Narcissus fell in love with his own reflection. Unable to tear himself from his own image, he wasted away. For the critics who anointed him the patron saint of the selfie generation, the takeaway here was always straightforward: our culture’s hyper-fixation on our own visages is a sign of misplaced priorities and moral ruin. But there’s a far subtler revelation hidden at the heart of this story—an overlooked lesson about the nature of images and how our bodies can be transformed by them. A strange thing happened to Narcissus’s face when it was reflected by the water; it became something else, estranged to its own bearer through no fault of his own, unrecognizable to even himself.
On platforms like TikTok, it’s not uncommon to see videos about the shock of encountering one’s own face. Recently, these involved the “Bold Glamour” beauty filter and the uncanny sensation of seeing yourself after removing it. “I don’t think my brain knows how to deal with looking like this one moment… and then this the next,” one user says in a viral video discussing the impact of the filter. Before that, it was people complaining that they couldn't recognize themselves in the images produced by Lensa AI—before that, a trend involving people’s horrified reactions to seeing their selfies inverted, and so on. Who among us hasn’t taken a picture and thought “I don’t really look like that, do I?”

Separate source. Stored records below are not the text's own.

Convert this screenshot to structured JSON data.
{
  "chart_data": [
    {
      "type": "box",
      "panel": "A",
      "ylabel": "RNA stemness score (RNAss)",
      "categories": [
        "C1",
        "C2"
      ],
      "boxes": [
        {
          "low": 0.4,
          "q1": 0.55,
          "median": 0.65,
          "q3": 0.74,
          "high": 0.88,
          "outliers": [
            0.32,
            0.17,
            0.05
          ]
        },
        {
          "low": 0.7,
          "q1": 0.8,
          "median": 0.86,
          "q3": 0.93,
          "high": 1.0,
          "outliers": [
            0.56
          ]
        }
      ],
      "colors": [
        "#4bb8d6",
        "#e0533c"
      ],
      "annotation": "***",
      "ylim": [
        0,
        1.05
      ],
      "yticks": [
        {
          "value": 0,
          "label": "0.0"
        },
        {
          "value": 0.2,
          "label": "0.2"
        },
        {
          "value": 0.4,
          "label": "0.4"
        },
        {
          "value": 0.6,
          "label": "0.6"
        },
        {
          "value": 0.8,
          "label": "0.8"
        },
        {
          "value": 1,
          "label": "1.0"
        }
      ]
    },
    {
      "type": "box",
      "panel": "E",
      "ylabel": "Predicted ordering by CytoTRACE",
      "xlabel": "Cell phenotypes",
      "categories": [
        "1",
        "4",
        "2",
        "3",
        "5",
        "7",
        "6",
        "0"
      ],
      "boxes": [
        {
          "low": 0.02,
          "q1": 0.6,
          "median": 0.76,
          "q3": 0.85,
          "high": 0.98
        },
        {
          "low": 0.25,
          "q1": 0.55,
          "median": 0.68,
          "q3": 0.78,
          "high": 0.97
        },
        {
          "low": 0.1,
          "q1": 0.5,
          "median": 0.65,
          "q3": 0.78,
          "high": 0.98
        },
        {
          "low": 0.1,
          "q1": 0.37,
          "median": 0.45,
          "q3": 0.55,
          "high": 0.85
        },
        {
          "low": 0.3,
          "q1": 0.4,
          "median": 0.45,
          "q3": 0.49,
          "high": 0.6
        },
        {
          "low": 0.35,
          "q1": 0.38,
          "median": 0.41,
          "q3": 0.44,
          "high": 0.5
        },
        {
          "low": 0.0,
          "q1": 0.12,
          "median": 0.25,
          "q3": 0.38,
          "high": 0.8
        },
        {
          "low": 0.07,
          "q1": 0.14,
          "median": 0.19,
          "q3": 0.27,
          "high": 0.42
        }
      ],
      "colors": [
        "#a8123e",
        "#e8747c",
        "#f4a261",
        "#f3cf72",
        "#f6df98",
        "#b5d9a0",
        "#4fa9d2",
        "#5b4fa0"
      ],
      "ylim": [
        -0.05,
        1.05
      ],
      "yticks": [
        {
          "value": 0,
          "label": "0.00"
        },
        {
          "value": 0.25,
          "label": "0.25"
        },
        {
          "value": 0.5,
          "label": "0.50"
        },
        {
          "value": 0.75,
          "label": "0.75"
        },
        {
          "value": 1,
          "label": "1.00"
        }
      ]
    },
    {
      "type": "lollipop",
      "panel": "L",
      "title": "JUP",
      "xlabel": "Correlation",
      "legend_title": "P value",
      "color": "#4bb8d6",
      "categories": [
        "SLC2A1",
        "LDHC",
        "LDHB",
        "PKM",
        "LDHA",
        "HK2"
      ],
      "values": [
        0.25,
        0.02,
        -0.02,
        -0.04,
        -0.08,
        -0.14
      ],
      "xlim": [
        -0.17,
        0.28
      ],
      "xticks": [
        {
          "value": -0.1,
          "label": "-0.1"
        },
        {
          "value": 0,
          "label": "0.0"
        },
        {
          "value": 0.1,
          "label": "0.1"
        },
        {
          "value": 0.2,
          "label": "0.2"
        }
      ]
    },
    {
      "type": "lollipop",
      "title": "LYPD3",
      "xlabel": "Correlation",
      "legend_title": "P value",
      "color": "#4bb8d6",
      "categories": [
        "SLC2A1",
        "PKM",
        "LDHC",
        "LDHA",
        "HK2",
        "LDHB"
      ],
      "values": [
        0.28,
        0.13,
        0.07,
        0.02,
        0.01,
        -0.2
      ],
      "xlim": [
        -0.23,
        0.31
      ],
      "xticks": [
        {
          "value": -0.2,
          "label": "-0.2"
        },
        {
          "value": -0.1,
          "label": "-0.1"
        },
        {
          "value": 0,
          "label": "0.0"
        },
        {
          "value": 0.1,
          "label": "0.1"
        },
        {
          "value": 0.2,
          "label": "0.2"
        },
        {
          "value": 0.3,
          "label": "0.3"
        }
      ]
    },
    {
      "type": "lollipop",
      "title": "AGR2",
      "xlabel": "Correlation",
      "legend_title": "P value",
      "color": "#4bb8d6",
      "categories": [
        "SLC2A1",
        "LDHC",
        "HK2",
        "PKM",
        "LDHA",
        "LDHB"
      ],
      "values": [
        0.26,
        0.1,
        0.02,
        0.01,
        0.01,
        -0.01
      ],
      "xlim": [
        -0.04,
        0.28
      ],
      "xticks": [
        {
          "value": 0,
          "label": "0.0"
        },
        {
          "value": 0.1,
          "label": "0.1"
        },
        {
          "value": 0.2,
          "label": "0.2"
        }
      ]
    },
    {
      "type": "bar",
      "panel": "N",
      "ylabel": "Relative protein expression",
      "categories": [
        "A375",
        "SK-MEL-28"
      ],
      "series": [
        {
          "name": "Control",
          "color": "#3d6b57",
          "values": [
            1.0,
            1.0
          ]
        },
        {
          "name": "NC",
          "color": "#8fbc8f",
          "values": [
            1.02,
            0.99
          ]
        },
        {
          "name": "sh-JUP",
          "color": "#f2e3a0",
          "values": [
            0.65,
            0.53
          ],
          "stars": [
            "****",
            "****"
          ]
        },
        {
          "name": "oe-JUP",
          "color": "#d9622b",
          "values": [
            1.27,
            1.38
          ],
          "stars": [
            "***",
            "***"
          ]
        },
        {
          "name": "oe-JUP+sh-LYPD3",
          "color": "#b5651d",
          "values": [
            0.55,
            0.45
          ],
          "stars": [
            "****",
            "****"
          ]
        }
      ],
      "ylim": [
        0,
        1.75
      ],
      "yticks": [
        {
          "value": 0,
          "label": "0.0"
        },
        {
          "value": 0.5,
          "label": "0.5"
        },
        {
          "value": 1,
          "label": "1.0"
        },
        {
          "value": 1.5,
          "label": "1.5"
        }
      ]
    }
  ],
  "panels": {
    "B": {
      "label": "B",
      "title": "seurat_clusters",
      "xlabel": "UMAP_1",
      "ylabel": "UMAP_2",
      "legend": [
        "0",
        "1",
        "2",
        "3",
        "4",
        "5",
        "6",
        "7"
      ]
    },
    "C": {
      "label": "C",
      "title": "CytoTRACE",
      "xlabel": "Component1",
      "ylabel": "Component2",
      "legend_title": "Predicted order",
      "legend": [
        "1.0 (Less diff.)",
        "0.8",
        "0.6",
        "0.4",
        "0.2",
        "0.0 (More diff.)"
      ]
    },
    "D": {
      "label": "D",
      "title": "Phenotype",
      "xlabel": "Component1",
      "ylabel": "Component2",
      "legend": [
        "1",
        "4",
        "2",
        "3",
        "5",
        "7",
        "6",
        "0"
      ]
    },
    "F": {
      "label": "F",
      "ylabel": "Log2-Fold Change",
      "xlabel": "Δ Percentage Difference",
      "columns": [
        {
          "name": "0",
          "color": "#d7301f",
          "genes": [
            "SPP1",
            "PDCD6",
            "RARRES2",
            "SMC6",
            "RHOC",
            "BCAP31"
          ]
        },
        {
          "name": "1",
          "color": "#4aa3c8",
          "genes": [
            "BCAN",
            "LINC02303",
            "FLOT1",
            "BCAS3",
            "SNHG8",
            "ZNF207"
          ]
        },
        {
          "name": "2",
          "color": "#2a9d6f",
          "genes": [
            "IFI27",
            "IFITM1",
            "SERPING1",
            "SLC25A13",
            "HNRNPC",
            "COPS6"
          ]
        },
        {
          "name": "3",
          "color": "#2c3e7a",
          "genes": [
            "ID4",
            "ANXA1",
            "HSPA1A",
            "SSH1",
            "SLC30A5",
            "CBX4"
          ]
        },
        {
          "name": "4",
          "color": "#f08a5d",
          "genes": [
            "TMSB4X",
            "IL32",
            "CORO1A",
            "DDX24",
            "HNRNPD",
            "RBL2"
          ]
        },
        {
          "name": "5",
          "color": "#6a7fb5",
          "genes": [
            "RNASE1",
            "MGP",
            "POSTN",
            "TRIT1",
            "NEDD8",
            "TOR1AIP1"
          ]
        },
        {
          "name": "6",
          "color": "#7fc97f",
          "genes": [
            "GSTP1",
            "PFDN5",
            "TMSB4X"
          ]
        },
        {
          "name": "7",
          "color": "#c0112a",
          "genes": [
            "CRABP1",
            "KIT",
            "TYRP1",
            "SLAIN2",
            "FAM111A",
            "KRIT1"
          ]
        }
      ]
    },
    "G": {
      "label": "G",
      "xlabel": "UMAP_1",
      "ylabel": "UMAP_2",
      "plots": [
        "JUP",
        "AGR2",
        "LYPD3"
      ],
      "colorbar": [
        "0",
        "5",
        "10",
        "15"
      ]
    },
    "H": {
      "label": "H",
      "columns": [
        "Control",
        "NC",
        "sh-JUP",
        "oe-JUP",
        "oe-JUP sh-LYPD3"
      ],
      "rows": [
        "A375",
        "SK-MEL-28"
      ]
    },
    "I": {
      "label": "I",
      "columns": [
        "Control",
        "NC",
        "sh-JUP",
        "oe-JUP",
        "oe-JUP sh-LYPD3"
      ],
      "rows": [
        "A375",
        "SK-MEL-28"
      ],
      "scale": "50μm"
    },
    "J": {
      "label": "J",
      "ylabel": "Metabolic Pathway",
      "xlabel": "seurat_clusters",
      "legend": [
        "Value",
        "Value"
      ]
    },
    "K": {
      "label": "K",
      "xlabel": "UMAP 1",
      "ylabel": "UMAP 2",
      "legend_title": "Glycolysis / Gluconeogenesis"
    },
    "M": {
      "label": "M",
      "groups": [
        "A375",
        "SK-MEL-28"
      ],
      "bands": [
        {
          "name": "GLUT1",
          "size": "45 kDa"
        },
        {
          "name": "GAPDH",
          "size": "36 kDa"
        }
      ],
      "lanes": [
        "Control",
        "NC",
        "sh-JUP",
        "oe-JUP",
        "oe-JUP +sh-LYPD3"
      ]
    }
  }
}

As with Narcissus, we no longer seem to recognize our own faces in these reflections. This isn’t quite internet-induced bodily dysphoria, though it might be closely related (people’s reactions to the alienness of their faces are often neutral or positive, as with one trend involving a zoom effect that shows the face from a distance). Rather, it’s a sign that our relationship to the face has undergone a sort of transfiguration that has removed something essential in allowing us to identify ourselves.